Notes from BIO: Biotech's Voice in Health Care Reform

"PhRMA doesn't speak for BIO."

That message, says Bryan Cave LLC Partner Broderick Johnson, must be made very clear during the health care reform debate.

As we've noted, the Biotechnology Industry Organization has not been included in White House events on health care reform, while its Big Pharma brethren in the Pharmaceutical Research & Manufacturers of America have been.

Johnson doesn't necessarily think that's a bad thing. "A lot of these White House events get a lot of attention and that’s very important," he said during a May 19 BIO session. "But I think its just as important, if not more important, that BIO has a seat at the table at the roundtables being held by the Senate Finance Committee. That’s where a lot of the important decisions will be don’t overlook the importance of being at that table."

Indeed, BIO's leadership is reassuring its members that not being at the White House is a good thing, since BIO has committed to nothing in health care reform, while PhRMA has found itself promising to play a role in delivering significant cost savings in the years ahead.

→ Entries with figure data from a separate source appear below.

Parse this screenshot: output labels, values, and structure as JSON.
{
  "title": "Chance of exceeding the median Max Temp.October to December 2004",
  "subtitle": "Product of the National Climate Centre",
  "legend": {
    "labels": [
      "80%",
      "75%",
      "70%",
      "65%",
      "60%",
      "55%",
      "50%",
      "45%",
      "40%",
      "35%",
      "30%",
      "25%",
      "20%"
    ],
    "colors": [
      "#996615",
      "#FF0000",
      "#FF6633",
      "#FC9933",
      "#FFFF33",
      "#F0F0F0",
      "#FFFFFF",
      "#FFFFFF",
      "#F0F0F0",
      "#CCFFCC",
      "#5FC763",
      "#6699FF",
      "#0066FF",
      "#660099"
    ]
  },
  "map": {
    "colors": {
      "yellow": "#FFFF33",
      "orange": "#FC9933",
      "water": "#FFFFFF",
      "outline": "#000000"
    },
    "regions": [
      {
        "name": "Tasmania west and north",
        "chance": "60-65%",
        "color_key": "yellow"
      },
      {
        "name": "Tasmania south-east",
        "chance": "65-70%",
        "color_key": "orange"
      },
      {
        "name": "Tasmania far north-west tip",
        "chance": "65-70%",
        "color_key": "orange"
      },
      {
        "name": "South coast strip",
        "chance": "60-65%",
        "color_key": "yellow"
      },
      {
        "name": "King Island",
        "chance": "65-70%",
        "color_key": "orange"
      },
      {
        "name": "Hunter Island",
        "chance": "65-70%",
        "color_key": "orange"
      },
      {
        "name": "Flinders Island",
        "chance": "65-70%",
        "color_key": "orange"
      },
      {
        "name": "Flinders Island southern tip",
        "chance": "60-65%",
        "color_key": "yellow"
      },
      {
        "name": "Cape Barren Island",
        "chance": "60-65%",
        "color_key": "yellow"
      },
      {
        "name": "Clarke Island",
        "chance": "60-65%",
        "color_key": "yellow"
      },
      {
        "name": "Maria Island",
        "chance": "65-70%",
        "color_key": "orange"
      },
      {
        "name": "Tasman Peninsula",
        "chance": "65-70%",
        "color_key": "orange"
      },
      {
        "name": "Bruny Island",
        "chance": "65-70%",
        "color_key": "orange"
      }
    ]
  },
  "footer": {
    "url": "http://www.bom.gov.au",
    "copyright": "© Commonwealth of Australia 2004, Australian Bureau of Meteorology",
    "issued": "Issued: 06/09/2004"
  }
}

Of course, there's another way of looking at it: maybe the White House thinks it doesn't need BIO involved, or--indeed--that in dealing with PhRMA it is addressing BIO's interests as well.

It was that latter point that Johnson sought to address. BIO should be wary of "perhaps a misconception that...bringing PhRMA into the room will get BIO’s concerns addressed as well. Its really important to make the distinction clear that PhRMA doesn’t speak for BIO."

A strong point. Of course it might have been stronger if the panel discussion had included Biogen Idec CEO Jim Mullen. He was a late cancellation, replaced by Allergan CEO David Pyott.

Yep. Can't let those PhRMA guys speak for BIO.